During a rare appearance at Catholic University’s Columbus School of Law in Washington, D.C., on Thursday, the George H.W. Bush–appointed justice said the Supreme Court should take a more critical approach to settled precedent, arguing that decided cases are not “the gospel,” ABC News reported.
Thomas, 77, compared his Supreme Court colleagues to passengers on a train, and said: ”We never go to the front to see who’s driving the train, where is it going. And you could go up there in the engine room, find it’s an orangutan driving the train, but you want to follow that just because it’s a train.”
He reasoned that some precedents were simply “something somebody dreamt up and others went along with.”
What?
It’s better than saying, “I’ve been bribed a shit ton and no one is caring, so I’ll say and do whatever I want.”
An orangutan is driving the train and apparently you’re cool with that.
I think he called Trump an orangutan, let’s tell Daddy and get him fired .
There’s pressure valves going off all over the place, and he’s fixing it by shovelling in more coal.

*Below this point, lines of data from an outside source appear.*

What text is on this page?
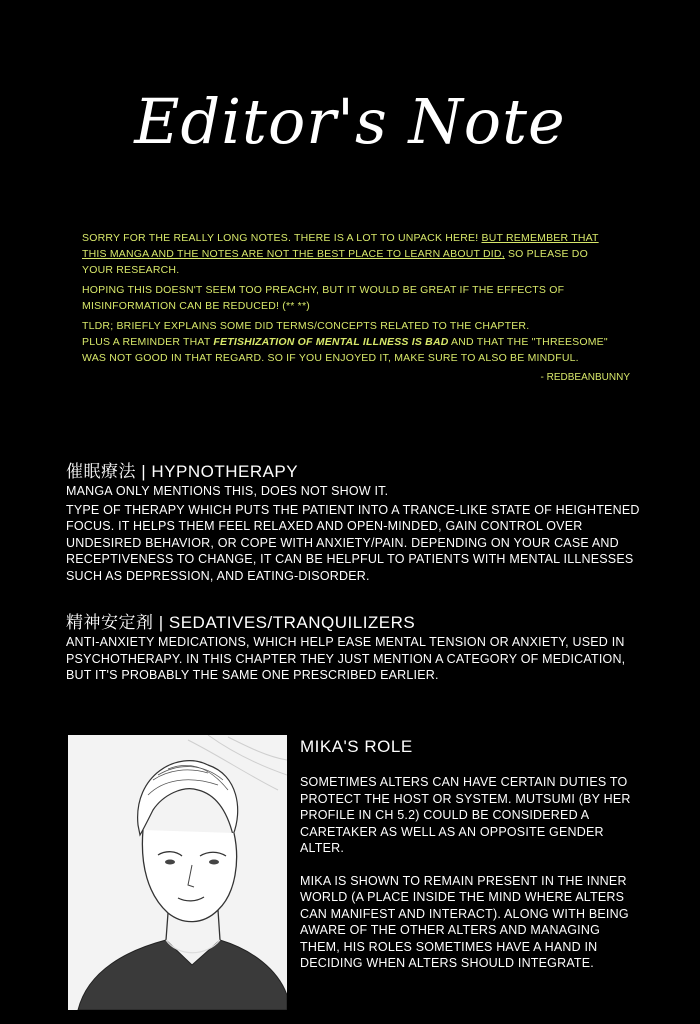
Editor's Note

SORRY FOR THE REALLY LONG NOTES. THERE IS A LOT TO UNPACK HERE! BUT REMEMBER THAT THIS MANGA AND THE NOTES ARE NOT THE BEST PLACE TO LEARN ABOUT DID, SO PLEASE DO YOUR RESEARCH.

HOPING THIS DOESN'T SEEM TOO PREACHY, BUT IT WOULD BE GREAT IF THE EFFECTS OF MISINFORMATION CAN BE REDUCED! (** **)

TLDR; BRIEFLY EXPLAINS SOME DID TERMS/CONCEPTS RELATED TO THE CHAPTER.
PLUS A REMINDER THAT FETISHIZATION OF MENTAL ILLNESS IS BAD AND THAT THE "THREESOME" WAS NOT GOOD IN THAT REGARD. SO IF YOU ENJOYED IT, MAKE SURE TO ALSO BE MINDFUL.

- REDBEANBUNNY
催眠療法 | HYPNOTHERAPY

MANGA ONLY MENTIONS THIS, DOES NOT SHOW IT.

TYPE OF THERAPY WHICH PUTS THE PATIENT INTO A TRANCE-LIKE STATE OF HEIGHTENED FOCUS. IT HELPS THEM FEEL RELAXED AND OPEN-MINDED, GAIN CONTROL OVER UNDESIRED BEHAVIOR, OR COPE WITH ANXIETY/PAIN. DEPENDING ON YOUR CASE AND RECEPTIVENESS TO CHANGE, IT CAN BE HELPFUL TO PATIENTS WITH MENTAL ILLNESSES SUCH AS DEPRESSION, AND EATING-DISORDER.

精神安定剤 | SEDATIVES/TRANQUILIZERS
ANTI-ANXIETY MEDICATIONS, WHICH HELP EASE MENTAL TENSION OR ANXIETY, USED IN PSYCHOTHERAPY. IN THIS CHAPTER THEY JUST MENTION A CATEGORY OF MEDICATION, BUT IT'S PROBABLY THE SAME ONE PRESCRIBED EARLIER.
MIKA'S ROLE

SOMETIMES ALTERS CAN HAVE CERTAIN DUTIES TO PROTECT THE HOST OR SYSTEM. MUTSUMI (BY HER PROFILE IN CH 5.2) COULD BE CONSIDERED A CARETAKER AS WELL AS AN OPPOSITE GENDER ALTER.

MIKA IS SHOWN TO REMAIN PRESENT IN THE INNER WORLD (A PLACE INSIDE THE MIND WHERE ALTERS CAN MANIFEST AND INTERACT). ALONG WITH BEING AWARE OF THE OTHER ALTERS AND MANAGING THEM, HIS ROLES SOMETIMES HAVE A HAND IN DECIDING WHEN ALTERS SHOULD INTEGRATE.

It’s the old orangutan-train-engineer argument, which gained legal precedent in Plessy v. Ferguson, brought by passage of an 1887 Florida law, whereby states began to require that railroads furnish separate accommodations for each race.
Yeah, it’s crazy because, if the train is functioning perfectly fine, and has been for centuries, why does it matter who’s driving it?
He wants to be the driver. That’s why. He calls into question the way things have worked because he wants to take over.
And besides, the train driver does not have any control over the route the train will take.